Sandese Aate Hai is a patriotic song from the 1997 film Border, directed by J. P. Dutta. The song was penned by Javed Akhtar. The music was composed by Anu Malik and sung by Sonu Nigam and Roop Kumar Rathod. The song describes the pain of Indian soldiers and was one of the reasons for the success of the film.

For a "heart-touching" song which "became the nation's anthem", Akhtar won the Filmfare Award and the Screen Award in 1997 and 1998 respectively. He also won the National Film Award for the film. Nigam won the Zee Cine Award for the song along with the Aashirwad Award and Sansui Viewers' Choice Award. Nigam was however disappointed with the fact that Rathod was not nominated for the awards, saying that Rathod also played an equal part in the song's success. Talking about the song's popularity, Nigam said,"I knew the song was popular, but I had no idea how big it was, and how big it was going to be in a few months." In an interview, Malik said that the song "rocked the world", and felt that he deserved the National Award for it. He said that he made the song for the soldiers "to sing in their bunkers", and it took seven and a half minutes for him to compose the song.
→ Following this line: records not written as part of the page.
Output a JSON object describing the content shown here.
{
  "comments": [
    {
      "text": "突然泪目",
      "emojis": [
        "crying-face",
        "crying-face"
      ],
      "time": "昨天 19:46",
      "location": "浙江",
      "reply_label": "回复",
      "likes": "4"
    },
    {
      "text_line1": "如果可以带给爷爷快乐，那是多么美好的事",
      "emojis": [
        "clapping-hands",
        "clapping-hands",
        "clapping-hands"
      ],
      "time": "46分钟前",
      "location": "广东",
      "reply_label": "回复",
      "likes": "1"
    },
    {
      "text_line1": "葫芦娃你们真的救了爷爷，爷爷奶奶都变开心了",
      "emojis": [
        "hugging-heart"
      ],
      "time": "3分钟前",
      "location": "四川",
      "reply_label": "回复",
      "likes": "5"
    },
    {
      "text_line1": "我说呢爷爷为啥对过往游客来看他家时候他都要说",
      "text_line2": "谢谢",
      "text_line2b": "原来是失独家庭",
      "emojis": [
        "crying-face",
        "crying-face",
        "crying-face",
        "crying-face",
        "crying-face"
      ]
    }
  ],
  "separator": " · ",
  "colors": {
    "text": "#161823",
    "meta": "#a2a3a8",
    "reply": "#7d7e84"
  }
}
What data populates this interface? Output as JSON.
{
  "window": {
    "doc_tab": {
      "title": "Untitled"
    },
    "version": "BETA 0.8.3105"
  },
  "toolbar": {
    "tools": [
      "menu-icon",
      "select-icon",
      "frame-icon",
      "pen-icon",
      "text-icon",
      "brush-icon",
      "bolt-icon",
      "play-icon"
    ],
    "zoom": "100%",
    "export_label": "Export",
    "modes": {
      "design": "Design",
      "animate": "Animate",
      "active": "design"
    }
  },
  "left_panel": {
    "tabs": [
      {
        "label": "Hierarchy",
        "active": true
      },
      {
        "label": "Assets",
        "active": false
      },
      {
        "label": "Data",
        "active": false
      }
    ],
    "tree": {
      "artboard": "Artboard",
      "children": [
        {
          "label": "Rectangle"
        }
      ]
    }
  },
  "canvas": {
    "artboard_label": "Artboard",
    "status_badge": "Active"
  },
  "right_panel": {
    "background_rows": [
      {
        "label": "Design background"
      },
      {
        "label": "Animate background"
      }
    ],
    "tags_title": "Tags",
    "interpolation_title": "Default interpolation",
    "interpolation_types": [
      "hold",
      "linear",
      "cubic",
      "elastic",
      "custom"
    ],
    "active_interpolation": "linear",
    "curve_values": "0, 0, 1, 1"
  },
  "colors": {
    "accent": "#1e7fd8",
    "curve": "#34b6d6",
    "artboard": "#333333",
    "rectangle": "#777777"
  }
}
During the screening of LOC Kargil, Dutta told Malik that an Indian soldier joined the army after hearing the song, and died in the war. The soldier's mother said to Dutta that she does not know whether she should love him or hate him, but thanked him for making LOC Kargil, adding that he made his son "live again".

This song has been recreated as "Ghar Kab Aaoge" in Border film's sequel – Border 2.